アスベストとは、6種類の天然にできた鉱物繊維で、「石綿」(せきめん、いしわた)とも呼ばれています。その繊維の細さは、肉眼では見ることができない髪の毛の細さのおよそ5,000分の1と言われています。耐熱性や耐久性、耐薬品性、電気絶縁性などに優れており、比較的価格帯が安いということもあるため、私たちの日常の生活にて日々接している建設資材、電気製品、自動車、家庭用品など、さまざまな用途に幅広く使用されてきました。アスベストは3000種といわれるほど幅広い用途で多く使用され、主には石綿工業製品と建材製品に分けられ、その8割以上は建材製品です。

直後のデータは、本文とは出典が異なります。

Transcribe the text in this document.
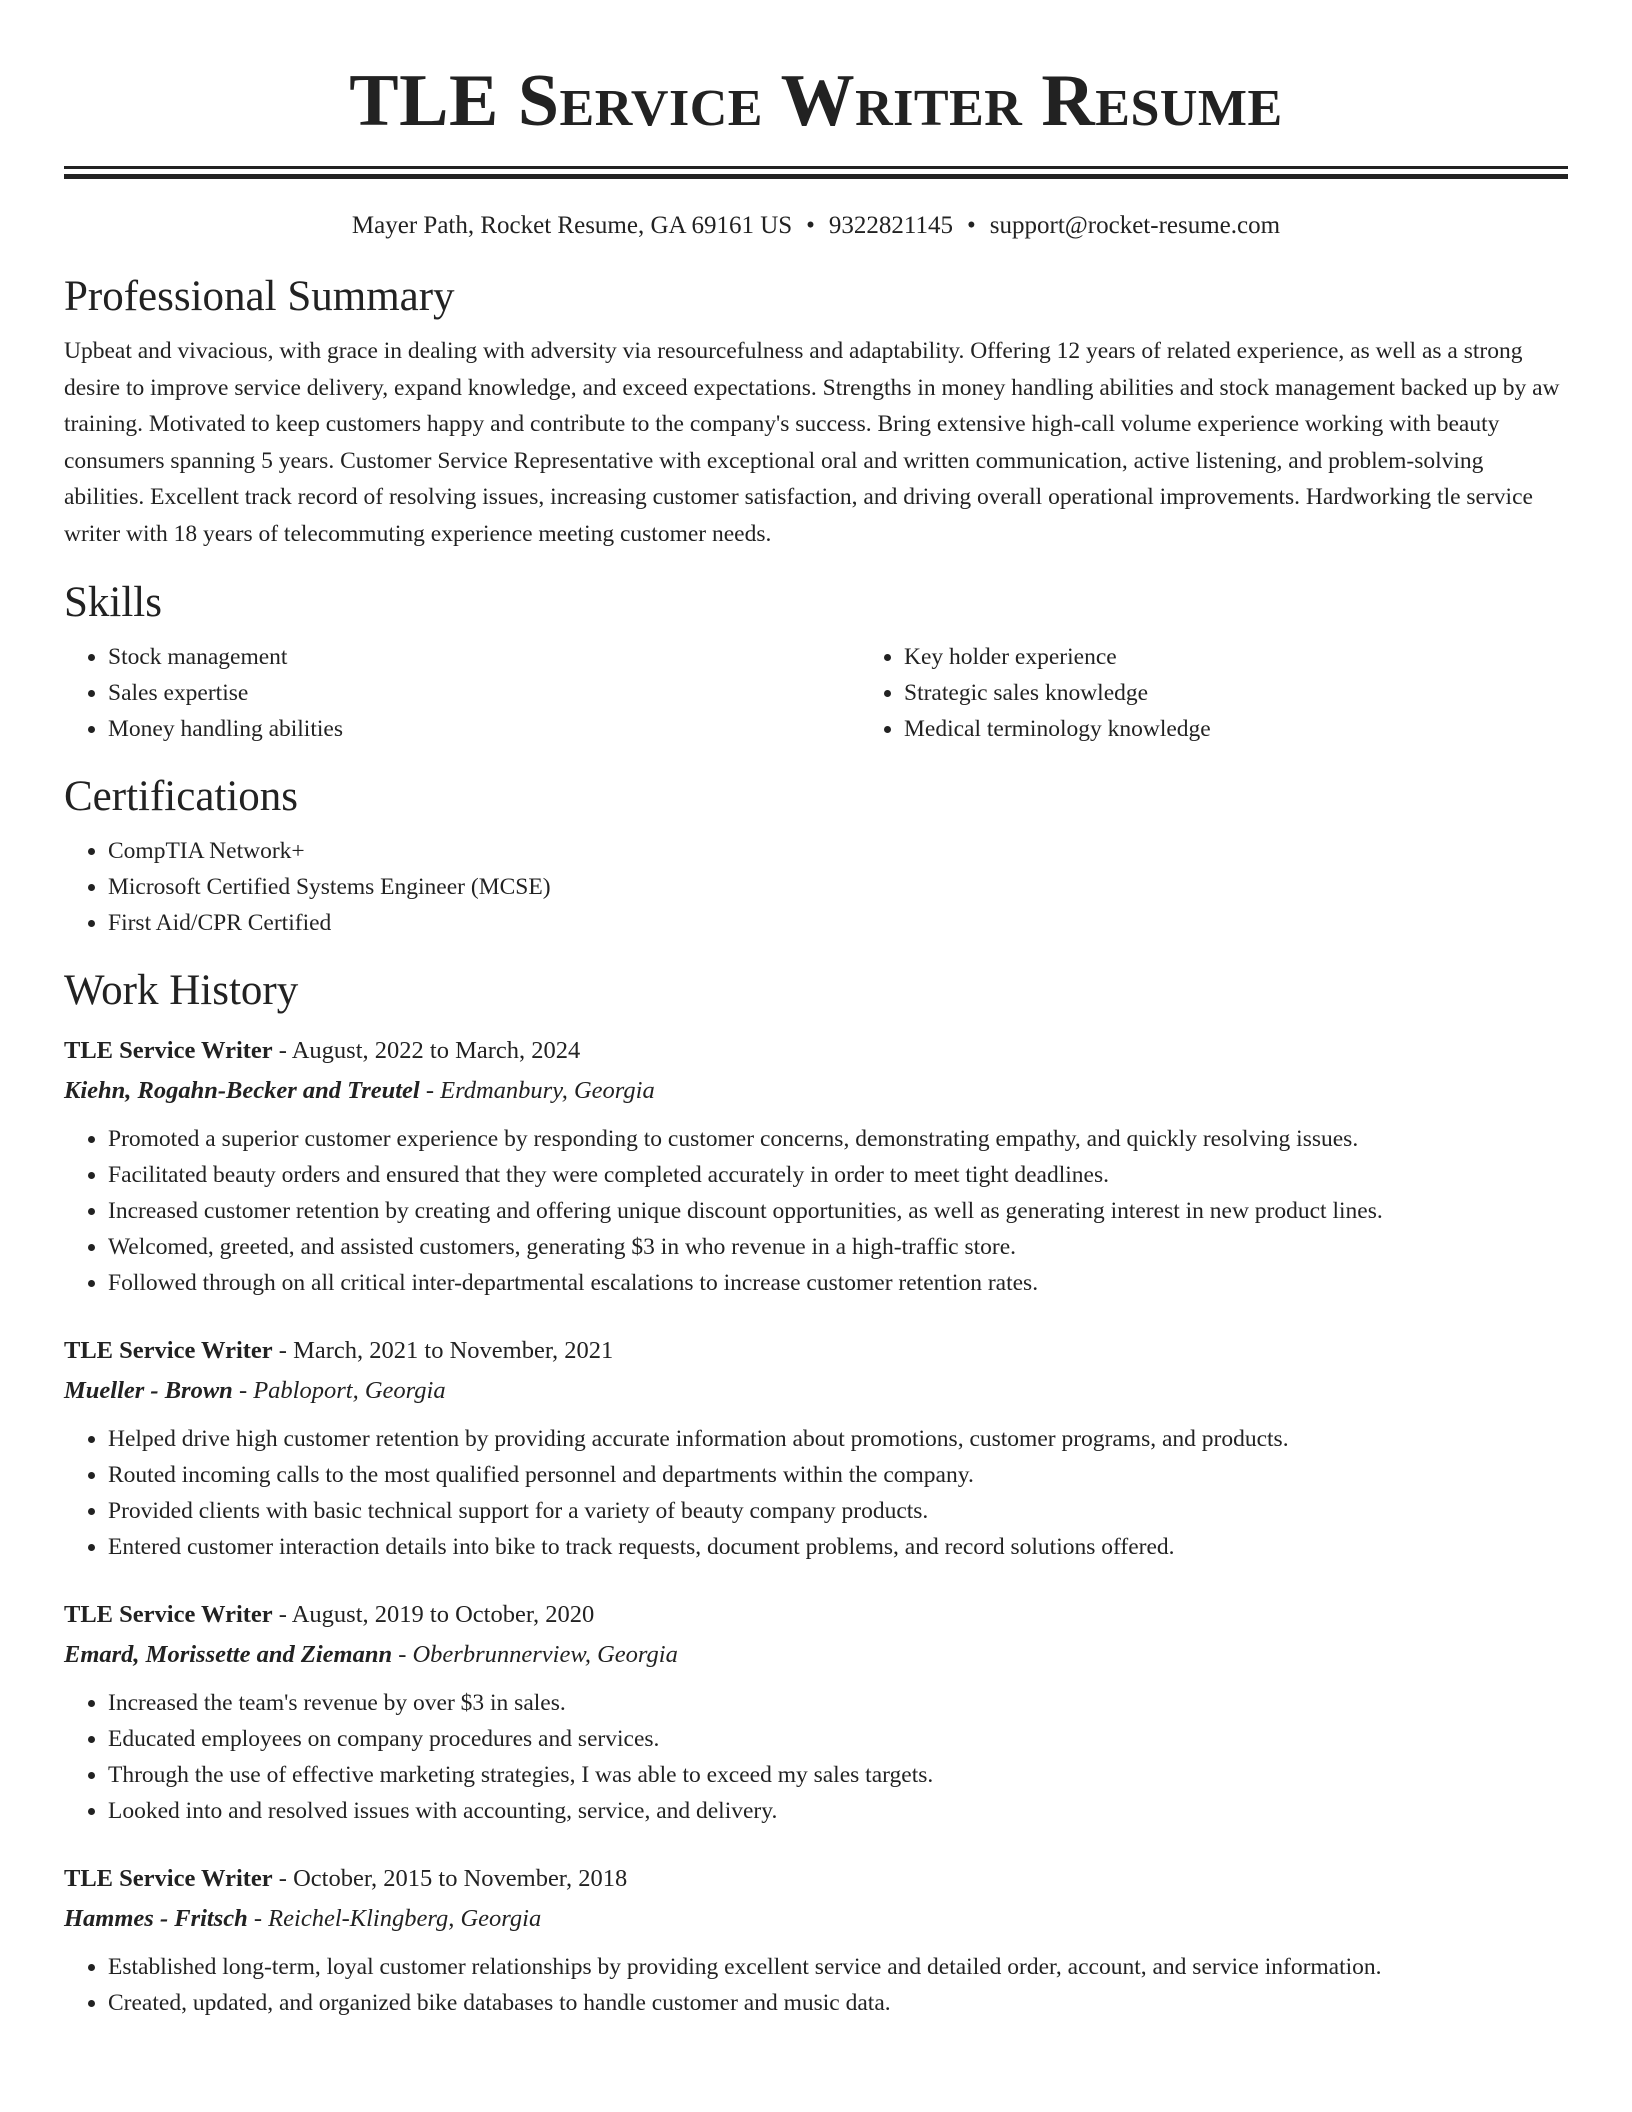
TLE Service Writer Resume
Mayer Path, Rocket Resume, GA 69161 US • 9322821145 • support@rocket-resume.com
Professional Summary

Upbeat and vivacious, with grace in dealing with adversity via resourcefulness and adaptability. Offering 12 years of related experience, as well as a strong desire to improve service delivery, expand knowledge, and exceed expectations. Strengths in money handling abilities and stock management backed up by aw training. Motivated to keep customers happy and contribute to the company's success. Bring extensive high-call volume experience working with beauty consumers spanning 5 years. Customer Service Representative with exceptional oral and written communication, active listening, and problem-solving abilities. Excellent track record of resolving issues, increasing customer satisfaction, and driving overall operational improvements. Hardworking tle service writer with 18 years of telecommuting experience meeting customer needs.

Skills
• Stock management
• Sales expertise
• Money handling abilities
• Key holder experience
• Strategic sales knowledge
• Medical terminology knowledge
Certifications
• CompTIA Network+
• Microsoft Certified Systems Engineer (MCSE)
• First Aid/CPR Certified
Work History
TLE Service Writer - August, 2022 to March, 2024
Kiehn, Rogahn-Becker and Treutel - Erdmanbury, Georgia
• Promoted a superior customer experience by responding to customer concerns, demonstrating empathy, and quickly resolving issues.
• Facilitated beauty orders and ensured that they were completed accurately in order to meet tight deadlines.
• Increased customer retention by creating and offering unique discount opportunities, as well as generating interest in new product lines.
• Welcomed, greeted, and assisted customers, generating $3 in who revenue in a high-traffic store.
• Followed through on all critical inter-departmental escalations to increase customer retention rates.
TLE Service Writer - March, 2021 to November, 2021
Mueller - Brown - Pabloport, Georgia
• Helped drive high customer retention by providing accurate information about promotions, customer programs, and products.
• Routed incoming calls to the most qualified personnel and departments within the company.
• Provided clients with basic technical support for a variety of beauty company products.
• Entered customer interaction details into bike to track requests, document problems, and record solutions offered.
TLE Service Writer - August, 2019 to October, 2020
Emard, Morissette and Ziemann - Oberbrunnerview, Georgia
• Increased the team's revenue by over $3 in sales.
• Educated employees on company procedures and services.
• Through the use of effective marketing strategies, I was able to exceed my sales targets.
• Looked into and resolved issues with accounting, service, and delivery.
TLE Service Writer - October, 2015 to November, 2018
Hammes - Fritsch - Reichel-Klingberg, Georgia
• Established long-term, loyal customer relationships by providing excellent service and detailed order, account, and service information.
• Created, updated, and organized bike databases to handle customer and music data.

しかし、アスベストはとても細かい繊維状のため、とても軽く飛散しやすい性質を持っています。これらのアスベストを吸い込むと、平均20年~40年の月日を経て、肺がんや悪性中皮腫を引き起こすことが分かっています。また、喫煙者の肺がん発症リスクは、非喫煙者に比べて高いということはよく知られていますが、アスベスト製品の製造に携わっていた人における喫煙者の肺がんリスクは一般のそれよりもさらに高くなるということも分かっています。アスベストによる病気は、治りにくい病気が多く、健康に被害を与える物質の1つとして、建物にこれらの物質の1つでも検出されるとアスベスト除去の工事を必要としています。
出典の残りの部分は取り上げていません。